Rare Chance for Mercy on Texas’ Death Row

The following editorial was published by the New York Times on August 18, 2016.

When it comes to capital punishment, there is not much official mercy to be found in the state of Texas.

As 537 death row inmates were executed there over the last 40 years, only two inmates were granted clemency. The last commutation to life in prison occurred nine years ago, when Gov. Rick Perry, despite his formidable tally of 319 executions, chose to make an exception and spare a man convicted of murder under the state’s arcane and patently unfair “Law of Parties.”

This law in effect holds that someone waiting outside at the wheel of a getaway car deserves the same capital punishment as his associate inside who shoots and kills a store clerk. This is the rough equation that now finds Jeffrey Wood on death row in Texas, 20 years after his involvement in just such a crime. The actual killer was executed in 2002; Mr. Wood faces execution next Wednesday as a somehow equally culpable party, unless the state commutes his sentence to life in prison.

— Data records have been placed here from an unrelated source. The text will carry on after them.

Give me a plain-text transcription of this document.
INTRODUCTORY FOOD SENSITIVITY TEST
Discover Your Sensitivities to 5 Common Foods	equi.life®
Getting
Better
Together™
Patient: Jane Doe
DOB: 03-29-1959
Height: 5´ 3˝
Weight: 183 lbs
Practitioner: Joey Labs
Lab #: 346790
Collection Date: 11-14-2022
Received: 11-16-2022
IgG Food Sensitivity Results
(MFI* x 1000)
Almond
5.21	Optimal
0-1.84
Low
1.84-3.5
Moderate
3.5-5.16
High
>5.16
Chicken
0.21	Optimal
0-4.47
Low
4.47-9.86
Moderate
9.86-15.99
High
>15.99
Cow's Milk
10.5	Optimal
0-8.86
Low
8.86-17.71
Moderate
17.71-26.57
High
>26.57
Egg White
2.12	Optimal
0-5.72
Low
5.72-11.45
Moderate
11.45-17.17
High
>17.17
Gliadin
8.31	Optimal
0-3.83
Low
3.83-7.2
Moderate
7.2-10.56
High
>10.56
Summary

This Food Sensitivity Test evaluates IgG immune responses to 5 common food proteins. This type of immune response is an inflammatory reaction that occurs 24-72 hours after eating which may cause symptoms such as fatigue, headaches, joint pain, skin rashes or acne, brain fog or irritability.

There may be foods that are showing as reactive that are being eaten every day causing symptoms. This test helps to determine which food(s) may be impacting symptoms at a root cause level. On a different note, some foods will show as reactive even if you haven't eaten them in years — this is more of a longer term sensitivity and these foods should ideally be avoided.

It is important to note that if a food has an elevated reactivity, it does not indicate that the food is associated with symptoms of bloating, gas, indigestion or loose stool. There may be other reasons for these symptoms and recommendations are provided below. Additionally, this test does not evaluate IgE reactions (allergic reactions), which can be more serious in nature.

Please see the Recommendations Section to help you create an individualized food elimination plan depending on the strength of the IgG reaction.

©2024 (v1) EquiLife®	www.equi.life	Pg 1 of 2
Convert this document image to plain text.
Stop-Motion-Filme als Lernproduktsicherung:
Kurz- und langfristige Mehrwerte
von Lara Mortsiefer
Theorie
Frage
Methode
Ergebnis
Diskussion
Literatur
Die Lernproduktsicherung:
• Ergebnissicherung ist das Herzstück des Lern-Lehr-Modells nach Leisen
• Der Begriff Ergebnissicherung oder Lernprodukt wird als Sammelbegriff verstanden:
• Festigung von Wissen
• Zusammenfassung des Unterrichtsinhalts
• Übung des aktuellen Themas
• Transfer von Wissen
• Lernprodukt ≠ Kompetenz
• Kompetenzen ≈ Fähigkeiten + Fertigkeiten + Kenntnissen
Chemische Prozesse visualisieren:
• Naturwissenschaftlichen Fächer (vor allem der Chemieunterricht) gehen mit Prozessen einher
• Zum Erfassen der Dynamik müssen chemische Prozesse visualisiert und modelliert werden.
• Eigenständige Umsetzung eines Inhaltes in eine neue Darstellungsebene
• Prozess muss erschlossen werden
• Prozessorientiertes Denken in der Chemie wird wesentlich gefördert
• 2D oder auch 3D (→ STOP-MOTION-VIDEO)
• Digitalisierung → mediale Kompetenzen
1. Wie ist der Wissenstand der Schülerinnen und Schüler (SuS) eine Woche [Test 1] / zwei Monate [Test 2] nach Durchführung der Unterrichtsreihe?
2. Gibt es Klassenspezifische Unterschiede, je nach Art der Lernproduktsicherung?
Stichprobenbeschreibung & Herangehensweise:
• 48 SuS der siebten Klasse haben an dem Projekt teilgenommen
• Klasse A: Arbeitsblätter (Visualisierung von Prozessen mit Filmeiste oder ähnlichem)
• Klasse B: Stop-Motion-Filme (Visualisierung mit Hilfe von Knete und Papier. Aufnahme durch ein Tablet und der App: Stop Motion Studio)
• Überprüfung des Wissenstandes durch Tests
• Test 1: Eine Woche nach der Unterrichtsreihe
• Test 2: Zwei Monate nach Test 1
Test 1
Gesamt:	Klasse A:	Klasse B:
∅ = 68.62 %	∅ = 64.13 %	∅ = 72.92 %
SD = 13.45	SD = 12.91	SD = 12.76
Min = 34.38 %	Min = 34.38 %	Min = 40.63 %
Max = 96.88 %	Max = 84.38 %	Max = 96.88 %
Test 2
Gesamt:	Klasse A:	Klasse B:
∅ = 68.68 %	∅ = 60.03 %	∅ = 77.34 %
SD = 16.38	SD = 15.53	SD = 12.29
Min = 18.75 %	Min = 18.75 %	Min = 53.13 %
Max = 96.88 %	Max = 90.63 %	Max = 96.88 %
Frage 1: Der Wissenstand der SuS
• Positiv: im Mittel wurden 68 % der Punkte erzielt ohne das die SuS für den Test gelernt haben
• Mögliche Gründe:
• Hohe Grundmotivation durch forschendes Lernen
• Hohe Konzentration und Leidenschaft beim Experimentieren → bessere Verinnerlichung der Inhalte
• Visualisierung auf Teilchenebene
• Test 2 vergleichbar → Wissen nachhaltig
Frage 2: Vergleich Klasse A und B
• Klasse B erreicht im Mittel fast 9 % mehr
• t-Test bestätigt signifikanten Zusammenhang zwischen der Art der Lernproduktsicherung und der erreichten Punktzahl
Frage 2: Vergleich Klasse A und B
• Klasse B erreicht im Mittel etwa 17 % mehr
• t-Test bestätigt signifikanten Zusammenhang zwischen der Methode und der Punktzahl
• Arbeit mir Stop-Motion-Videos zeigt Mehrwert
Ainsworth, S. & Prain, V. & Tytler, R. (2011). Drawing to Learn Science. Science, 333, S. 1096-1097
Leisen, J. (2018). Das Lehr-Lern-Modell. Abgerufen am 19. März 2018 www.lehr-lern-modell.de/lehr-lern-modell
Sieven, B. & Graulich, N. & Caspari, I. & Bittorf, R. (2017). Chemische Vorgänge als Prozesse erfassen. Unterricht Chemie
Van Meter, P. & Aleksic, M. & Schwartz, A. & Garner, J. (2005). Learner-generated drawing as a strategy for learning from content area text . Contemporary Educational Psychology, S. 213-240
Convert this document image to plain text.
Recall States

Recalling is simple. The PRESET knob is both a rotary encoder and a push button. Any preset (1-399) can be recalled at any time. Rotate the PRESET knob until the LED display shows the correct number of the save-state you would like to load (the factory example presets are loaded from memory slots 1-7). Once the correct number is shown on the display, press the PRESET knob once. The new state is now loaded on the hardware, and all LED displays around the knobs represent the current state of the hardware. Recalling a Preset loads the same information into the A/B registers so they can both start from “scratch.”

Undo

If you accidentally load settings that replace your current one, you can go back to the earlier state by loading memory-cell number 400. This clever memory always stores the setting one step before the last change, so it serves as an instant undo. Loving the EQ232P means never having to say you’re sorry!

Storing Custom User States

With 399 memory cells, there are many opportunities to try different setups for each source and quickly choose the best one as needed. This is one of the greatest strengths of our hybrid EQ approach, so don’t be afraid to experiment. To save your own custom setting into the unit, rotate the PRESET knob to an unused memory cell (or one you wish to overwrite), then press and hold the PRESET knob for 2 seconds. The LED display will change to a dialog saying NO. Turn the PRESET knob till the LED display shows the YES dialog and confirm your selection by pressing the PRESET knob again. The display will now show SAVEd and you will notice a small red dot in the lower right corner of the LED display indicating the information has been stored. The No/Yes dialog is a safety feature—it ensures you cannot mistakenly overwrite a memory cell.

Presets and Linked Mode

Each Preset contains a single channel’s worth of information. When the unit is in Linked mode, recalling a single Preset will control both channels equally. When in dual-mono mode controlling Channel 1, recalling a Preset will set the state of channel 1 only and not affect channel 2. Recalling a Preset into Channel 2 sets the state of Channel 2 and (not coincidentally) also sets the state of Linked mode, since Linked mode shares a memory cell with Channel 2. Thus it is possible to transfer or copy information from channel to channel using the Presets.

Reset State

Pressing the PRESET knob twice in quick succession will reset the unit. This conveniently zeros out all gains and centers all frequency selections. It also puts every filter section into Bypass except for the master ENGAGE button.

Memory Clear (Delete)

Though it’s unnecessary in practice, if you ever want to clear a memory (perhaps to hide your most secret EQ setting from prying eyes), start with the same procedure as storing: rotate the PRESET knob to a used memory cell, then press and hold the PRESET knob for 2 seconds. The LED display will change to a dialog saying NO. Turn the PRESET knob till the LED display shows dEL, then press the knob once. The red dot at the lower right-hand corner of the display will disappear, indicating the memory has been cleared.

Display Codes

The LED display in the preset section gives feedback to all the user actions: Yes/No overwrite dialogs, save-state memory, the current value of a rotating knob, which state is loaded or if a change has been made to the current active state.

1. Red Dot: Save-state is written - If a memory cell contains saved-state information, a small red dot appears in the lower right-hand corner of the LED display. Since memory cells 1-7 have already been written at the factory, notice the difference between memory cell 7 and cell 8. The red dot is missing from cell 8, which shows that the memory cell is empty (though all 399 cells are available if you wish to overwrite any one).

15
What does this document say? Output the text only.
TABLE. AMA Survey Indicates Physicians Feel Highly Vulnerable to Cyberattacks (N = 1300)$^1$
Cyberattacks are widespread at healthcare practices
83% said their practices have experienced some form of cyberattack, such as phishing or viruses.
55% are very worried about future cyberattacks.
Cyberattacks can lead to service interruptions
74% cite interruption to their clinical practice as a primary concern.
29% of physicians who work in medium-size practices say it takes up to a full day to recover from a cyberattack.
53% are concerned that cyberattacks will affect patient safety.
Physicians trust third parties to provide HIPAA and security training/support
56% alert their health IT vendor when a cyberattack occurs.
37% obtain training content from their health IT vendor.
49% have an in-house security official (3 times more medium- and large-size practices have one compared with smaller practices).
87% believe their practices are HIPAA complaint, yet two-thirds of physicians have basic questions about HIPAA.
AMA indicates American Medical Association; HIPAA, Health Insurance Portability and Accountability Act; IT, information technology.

The Law of Parties has been on trial as much as Mr. Wood has in the arduous criminal justice process in which he faces death. With an I.Q. of 80 and no criminal history, Mr. Wood, who was 22 then, was initially found by a jury to be incompetent to stand trial. But the state persisted, and he was convicted in a slipshod proceeding in which no mitigating evidence or cross-examination was attempted in his behalf during the crucial sentencing hearing.

Mr. Wood bizarrely demanded to represent himself, but was ruled incompetent as a counsel — yet not as a defendant. He maintained he was forced at gunpoint into being a robbery accomplice. As the case ground forward, a federal judge stayed the last scheduled execution date in 2008 because of Mr. Wood’s repeatedly eccentric behavior.

The theory underpinning the Law of Parties — that an accomplice deserves to die even though he did not kill the victim — has been abandoned as difficult to apply if not unjust in most state jurisdictions in recent decades. It holds that an accomplice should have anticipated the likelihood of a capital murder and deserves the ultimate penalty. Since the death penalty was restored in 1976, there have been only 10 executions in six states under accomplice culpability laws, in which defendants did not directly kill the victim, according to Texas Monthly. Five of them have been in Texas. Jared Tyler, Mr. Wood’s lawyer, who specializes in the state’s death row cases, says he has never seen a sentence of execution “in which there was no defense at all on the question of death worthiness.”

This is just one of many grounds for the clemency that four dozen evangelical leaders have recommended to avoid a gross injustice. The state parole board would have to make this recommendation, with the final decision by Gov. Greg Abbott, who has not granted clemency in 19 executions.

The Law of Parties stands as a grotesque demonstration of how utterly arbitrary capital punishment is. The only true course for justice in Texas is for the law to be scrapped and Mr. Wood’s life to be spared.